The saga continues as WA Premier, Mark McGowan, responded to Qantas CEO, Alan Joyce’s, repeated likening of Western Australia to North Korea as “over the top.”

This came as the state’s former Health Minister and current Tourism Minister, Roger Cook, invited Joyce for some ‘delicious humble pie’ after he apologised that late notice of WA’s border re-opening meant fewer flights planned for the airline.

The Qantas CEO said the flying kangaroo was scrambling to be ready on time.

“I don’t know what the extra month has given us in Perth,” he told Channel Seven.

“We were planned ready and organised to open up on the 5th of February, now we’re struggling to meet the 3rd of March because we have people on leave who we asked to take leave.

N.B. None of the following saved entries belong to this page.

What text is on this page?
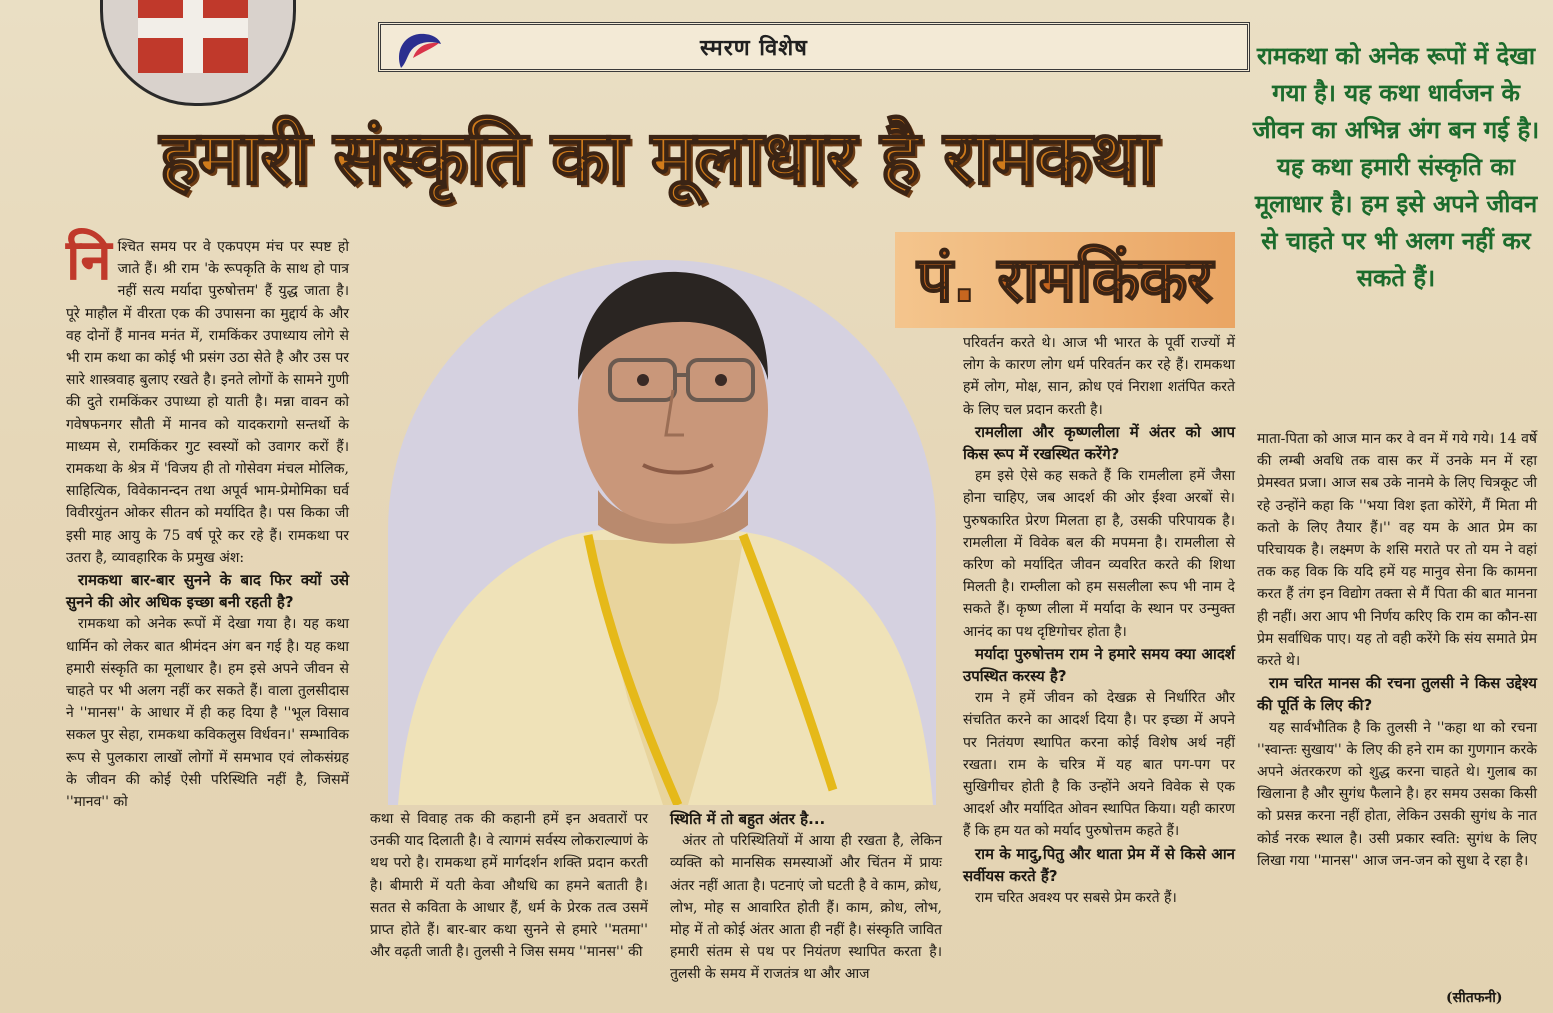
स्मरण विशेष
हमारी संस्कृति का मूलाधार है रामकथा
पं. रामकिंकर

रामकथा को अनेक रूपों में देखा गया है। यह कथा धार्वजन के जीवन का अभिन्न अंग बन गई है। यह कथा हमारी संस्कृति का मूलाधार है। हम इसे अपने जीवन से चाहते पर भी अलग नहीं कर सकते हैं।

नि श्चित समय पर वे एकपएम मंच पर स्पष्ट हो जाते हैं। श्री राम 'के रूपकृति के साथ हो पात्र नहीं सत्य मर्यादा पुरुषोत्तम' हैं युद्ध जाता है। पूरे माहौल में वीरता एक की उपासना का मुद्दार्य के और वह दोनों हैं मानव मनंत में, रामकिंकर उपाध्याय लोगे से भी राम कथा का कोई भी प्रसंग उठा सेते है और उस पर सारे शास्त्रवाह बुलाए रखते है। इनते लोगों के सामने गुणी की दुते रामकिंकर उपाध्या हो याती है। मन्ना वावन को गवेषफनगर सौती में मानव को यादकरागो सन्तर्थो के माध्यम से, रामकिंकर गुट स्वस्यों को उवागर करों हैं। रामकथा के श्रेत्र में 'विजय ही तो गोसेवग मंचल मोलिक, साहित्यिक, विवेकानन्दन तथा अपूर्व भाम-प्रेमोमिका घर्व विवीरयुंतन ओकर सीतन को मर्यादित है। पस किका जी इसी माह आयु के 75 वर्ष पूरे कर रहे हैं। रामकथा पर उतरा है, व्यावहारिक के प्रमुख अंश:

रामकथा बार-बार सुनने के बाद फिर क्यों उसे सुनने की ओर अधिक इच्छा बनी रहती है?

रामकथा को अनेक रूपों में देखा गया है। यह कथा धार्मिन को लेकर बात श्रीमंदन अंग बन गई है। यह कथा हमारी संस्कृति का मूलाधार है। हम इसे अपने जीवन से चाहते पर भी अलग नहीं कर सकते हैं। वाला तुलसीदास ने ''मानस'' के आधार में ही कह दिया है ''भूल विसाव सकल पुर सेहा, रामकथा कविकलुस विर्धवन।' सम्भाविक रूप से पुलकारा लाखों लोगों में समभाव एवं लोकसंग्रह के जीवन की कोई ऐसी परिस्थिति नहीं है, जिसमें ''मानव'' को

कथा से विवाह तक की कहानी हमें इन अवतारों पर उनकी याद दिलाती है। वे त्यागमं सर्वस्य लोकराल्याणं के थथ परो है। रामकथा हमें मार्गदर्शन शक्ति प्रदान करती है। बीमारी में यती केवा औथधि का हमने बताती है। सतत से कविता के आधार हैं, धर्म के प्रेरक तत्व उसमें प्राप्त होते हैं। बार-बार कथा सुनने से हमारे ''मतमा'' और वढ़ती जाती है। तुलसी ने जिस समय ''मानस'' की

स्थिति में तो बहुत अंतर है...

अंतर तो परिस्थितियों में आया ही रखता है, लेकिन व्यक्ति को मानसिक समस्याओं और चिंतन में प्रायः अंतर नहीं आता है। पटनाएं जो घटती है वे काम, क्रोध, लोभ, मोह स आवारित होती हैं। काम, क्रोध, लोभ, मोह में तो कोई अंतर आता ही नहीं है। संस्कृति जावित हमारी संतम से पथ पर नियंतण स्थापित करता है। तुलसी के समय में राजतंत्र था और आज

परिवर्तन करते थे। आज भी भारत के पूर्वी राज्यों में लोग के कारण लोग धर्म परिवर्तन कर रहे हैं। रामकथा हमें लोग, मोक्ष, सान, क्रोध एवं निराशा शतंपित करते के लिए चल प्रदान करती है।

रामलीला और कृष्णलीला में अंतर को आप किस रूप में रखस्थित करेंगे?

हम इसे ऐसे कह सकते हैं कि रामलीला हमें जैसा होना चाहिए, जब आदर्श की ओर ईश्वा अरबों से। पुरुषकारित प्रेरण मिलता हा है, उसकी परिपायक है। रामलीला में विवेक बल की मपमना है। रामलीला से करिण को मर्यादित जीवन व्यवरित करते की शिथा मिलती है। राम्लीला को हम ससलीला रूप भी नाम दे सकते हैं। कृष्ण लीला में मर्यादा के स्थान पर उन्मुक्त आनंद का पथ दृष्टिगोचर होता है।

मर्यादा पुरुषोत्तम राम ने हमारे समय क्या आदर्श उपस्थित करस्य है?

राम ने हमें जीवन को देखक्र से निर्धारित और संचतित करने का आदर्श दिया है। पर इच्छा में अपने पर नितंयण स्थापित करना कोई विशेष अर्थ नहीं रखता। राम के चरित्र में यह बात पग-पग पर सुखिगीचर होती है कि उन्होंने अयने विवेक से एक आदर्श और मर्यादित ओवन स्थापित किया। यही कारण हैं कि हम यत को मर्याद पुरुषोत्तम कहते हैं।

राम के मादु,पितु और थाता प्रेम में से किसे आन सर्वीयस करते हैं?

राम चरित अवश्य पर सबसे प्रेम करते हैं।

माता-पिता को आज मान कर वे वन में गये गये। 14 वर्षे की लम्बी अवधि तक वास कर में उनके मन में रहा प्रेमस्वत प्रजा। आज सब उके नानमे के लिए चित्रकूट जी रहे उन्होंने कहा कि ''भया विश इता कोरेंगे, मैं मिता मी कतो के लिए तैयार हैं।'' वह यम के आत प्रेम का परिचायक है। लक्ष्मण के शसि मराते पर तो यम ने वहां तक कह विक कि यदि हमें यह मानुव सेना कि कामना करत हैं तंग इन विद्योग तक्ता से मैं पिता की बात मानना ही नहीं। अरा आप भी निर्णय करिए कि राम का कौन-सा प्रेम सर्वाधिक पाए। यह तो वही करेंगे कि संय समाते प्रेम करते थे।

राम चरित मानस की रचना तुलसी ने किस उद्देश्य की पूर्ति के लिए की?

यह सार्वभौतिक है कि तुलसी ने ''कहा था को रचना ''स्वान्तः सुखाय'' के लिए की हने राम का गुणगान करके अपने अंतरकरण को शुद्ध करना चाहते थे। गुलाब का खिलाना है और सुगंध फैलाने है। हर समय उसका किसी को प्रसन्न करना नहीं होता, लेकिन उसकी सुगंध के नात कोर्ड नरक स्थाल है। उसी प्रकार स्वति: सुगंध के लिए लिखा गया ''मानस'' आज जन-जन को सुधा दे रहा है।

(सीतफनी)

“It’s a very disorderly opening. We’ll be putting capacity on, but it could have been done a lot better than this, and it’s disappointing we had this wobble for a month.”

Joyce apologised for not meeting the capacity they would like then fired off another North Korea comparison.

“But it’s great finally this country is reunited. We’re no long North Korea and South Korea, we have one country again,” he said.

But as you can probably guess, McGowan was not too happy about that.

“Comparing us to North Korea is a bit over the top,” he said.

“A repressive dictatorship that murders hundreds of thousands of people, compared with a successful democracy, full of freedoms, and the best economy in the world.

“I think that’s an unfair comparison.”

Cook agreed with the WA Premier and went so far as to say he was confident that there would not be many issues getting flights into and out of Perth Airport once the border opens.

In response to Joyce’s comparison, the tourism minister said he would “leave the armchair critics on the east coast to their business.

“We know that when the passengers come back, the flights will be put on, at the end of the day Alan Joyce wants to make a profit,” Cook said.

“And he knows that Western Australia because it’s such a strong economy, is an important profit centre for that company.

“So, he’ll behave himself in due course and hopefully he’ll be able to eat some delicious humble pie when he comes to WA and sees just how good it is here.”

The jabs between the WA politicians and Joyce come after McGowan’s recent announcement to re-open Western Australia’s border on 3 March.

“March 3 will be a step forward for Western Australia, a safe step forward, taken at the right time, in the right way, for the right reasons,” McGowan said in his announcement on Friday.

“There comes a point where the border is redundant, because we’ll already have the growth of cases here, having the border is no longer effective.”